In fact, Gary Larson was on the trail of the same product many years ago, although he put the device on the human's head rather than the dog's:

I hope that the device does a better job than the bark-classifier I discussed a few years ago  ("It's a dog's life — 0.3 bits at a time", 1/19/2008), which achieved 43% classification accuracy on a task where human performance was 40%.

Unfortunately, it does not seem likely that the inventors plan to publish any performance statistics. Given the well-known difficulties of doing reproducible "mind reading" from human EEG signals (i.e. without carefully adapting to the current electrode placement, and somehow avoiding the problem of distinguishing EEG from EMG), I'm not hopeful about what will happen if someone plunks down their $600 and does the experiment.

Of course, there's the problem of determining ground truth — what was that dog thinking anyhow?
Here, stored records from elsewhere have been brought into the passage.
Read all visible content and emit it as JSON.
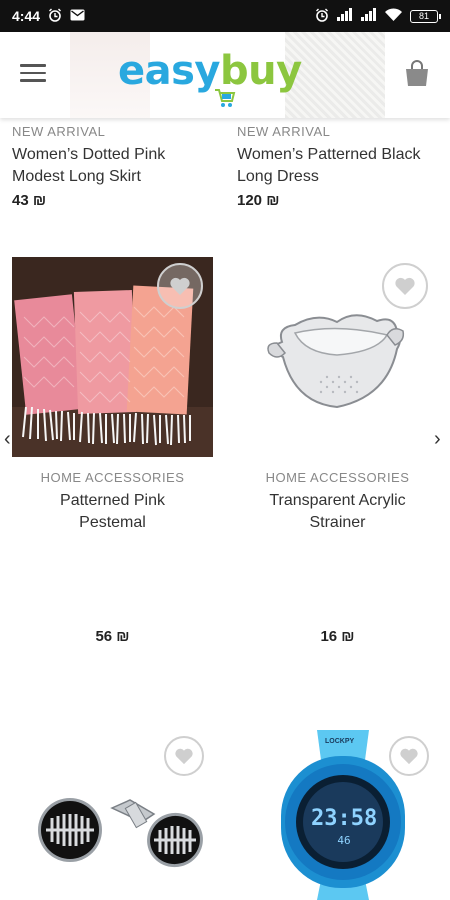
{
  "status_bar": {
    "time": "4:44",
    "left_icons": [
      "alarm-icon",
      "gmail-icon"
    ],
    "right_icons": [
      "alarm-icon",
      "signal-icon",
      "signal-icon",
      "wifi-icon",
      "battery-icon"
    ],
    "battery": "81"
  },
  "header": {
    "logo_part1": "easy",
    "logo_part2": "buy",
    "menu_icon": "hamburger-menu-icon",
    "cart_icon": "shopping-bag-icon",
    "colors": {
      "logo_blue": "#29a8df",
      "logo_green": "#8cc63f"
    }
  },
  "products_row1": [
    {
      "category": "NEW ARRIVAL",
      "name_line1": "Women’s Dotted Pink",
      "name_line2": "Modest Long Skirt",
      "price": "43 ₪"
    },
    {
      "category": "NEW ARRIVAL",
      "name_line1": "Women’s Patterned Black",
      "name_line2": "Long Dress",
      "price": "120 ₪"
    }
  ],
  "products_row2": [
    {
      "category": "HOME ACCESSORIES",
      "name_line1": "Patterned Pink",
      "name_line2": "Pestemal",
      "price": "56 ₪",
      "wishlist_icon": "heart-icon"
    },
    {
      "category": "HOME ACCESSORIES",
      "name_line1": "Transparent Acrylic",
      "name_line2": "Strainer",
      "price": "16 ₪",
      "wishlist_icon": "heart-icon"
    }
  ],
  "products_row3": [
    {
      "image": "cufflinks",
      "wishlist_icon": "heart-icon"
    },
    {
      "image": "kids-digital-watch",
      "watch_brand": "LOCKPY",
      "watch_time": "23:58",
      "watch_sub": "46",
      "wishlist_icon": "heart-icon"
    }
  ],
  "nav": {
    "prev_icon": "chevron-left-icon",
    "next_icon": "chevron-right-icon"
  }
}
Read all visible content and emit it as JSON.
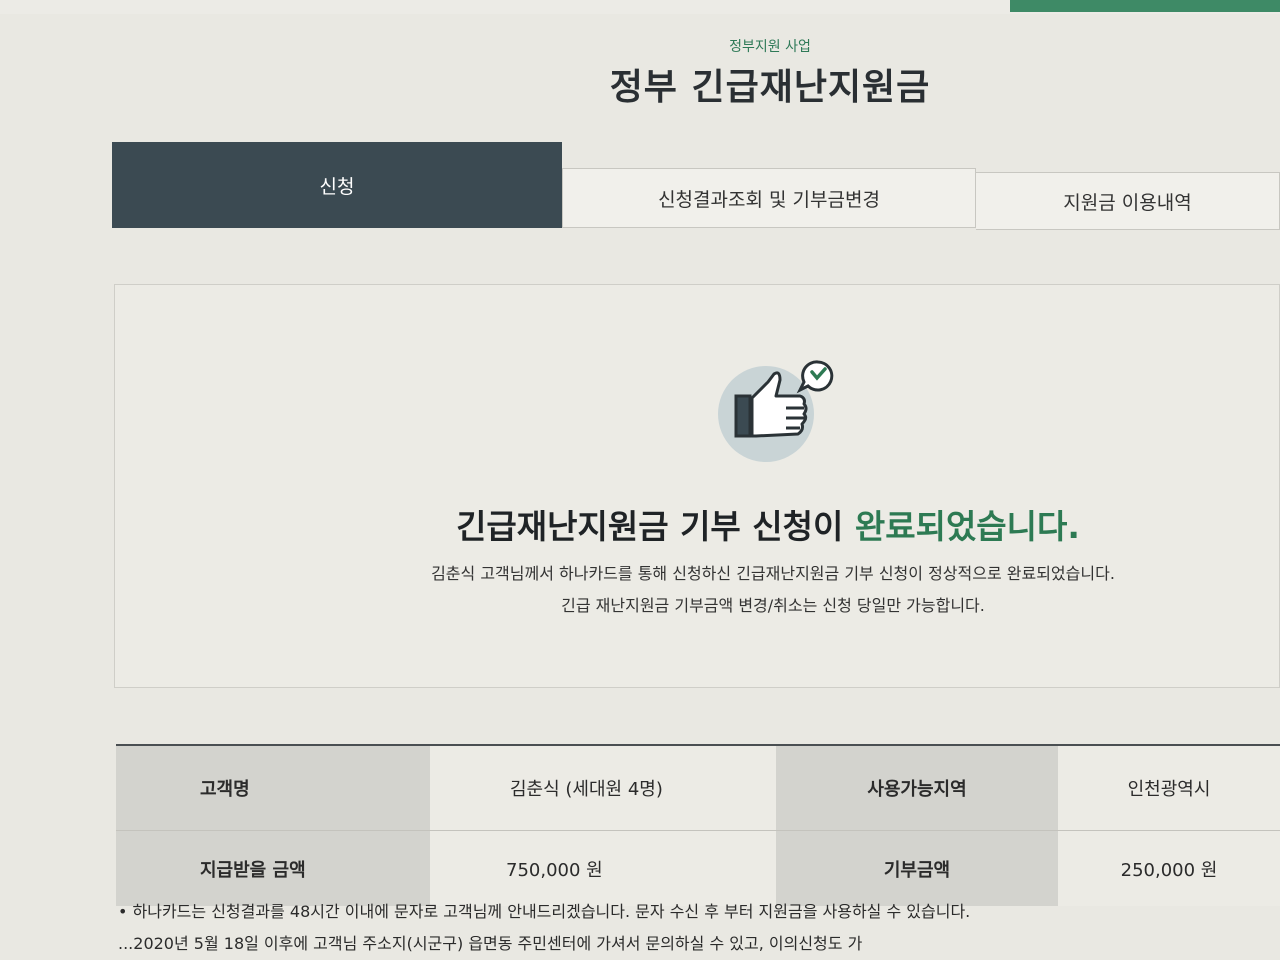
{
  "header": {
    "kicker": "정부지원 사업",
    "title": "정부 긴급재난지원금"
  },
  "tabs": [
    {
      "label": "신청",
      "active": true
    },
    {
      "label": "신청결과조회 및 기부금변경",
      "active": false
    },
    {
      "label": "지원금 이용내역",
      "active": false
    }
  ],
  "result": {
    "icon": "thumbs-up-check-icon",
    "headline_prefix": "긴급재난지원금 기부 신청이 ",
    "headline_emphasis": "완료되었습니다.",
    "desc_line1": "김춘식 고객님께서 하나카드를 통해 신청하신 긴급재난지원금 기부 신청이 정상적으로 완료되었습니다.",
    "desc_line2": "긴급 재난지원금 기부금액 변경/취소는 신청 당일만 가능합니다."
  },
  "info": {
    "customer_label": "고객명",
    "customer_value": "김춘식 (세대원 4명)",
    "region_label": "사용가능지역",
    "region_value": "인천광역시",
    "amount_label": "지급받을 금액",
    "amount_value": "750,000 원",
    "donation_label": "기부금액",
    "donation_value": "250,000 원"
  },
  "notes": {
    "line1": "• 하나카드는 신청결과를 48시간 이내에 문자로 고객님께 안내드리겠습니다. 문자 수신 후 부터 지원금을 사용하실 수 있습니다.",
    "line2": "  ...2020년 5월 18일 이후에 고객님 주소지(시군구) 읍면동 주민센터에 가셔서 문의하실 수 있고, 이의신청도 가"
  },
  "colors": {
    "accent_green": "#2d7a53",
    "tab_active_bg": "#3b4a52",
    "table_label_bg": "#d3d3ce"
  }
}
The logical method would be to use external circumstances: owner arriving or leaving, new animal introduced, etc. But in that case, the device becomes superfluous, since the dogs' thoughts are plain from what's happening and their behavioral reactions to it.

I'm not sure whether Edward Sapir's remarks about the "the formal completeness of language" apply to the behavioral expression of canine thoughts as well:

[W]e may say that a language is so constructed that no matter what any speaker of it may desire to communicate, no matter how original or bizarre his idea or his fancy, the language is prepared to do his work.

But if this isn't true for dogs, it's hard to see how we would know it.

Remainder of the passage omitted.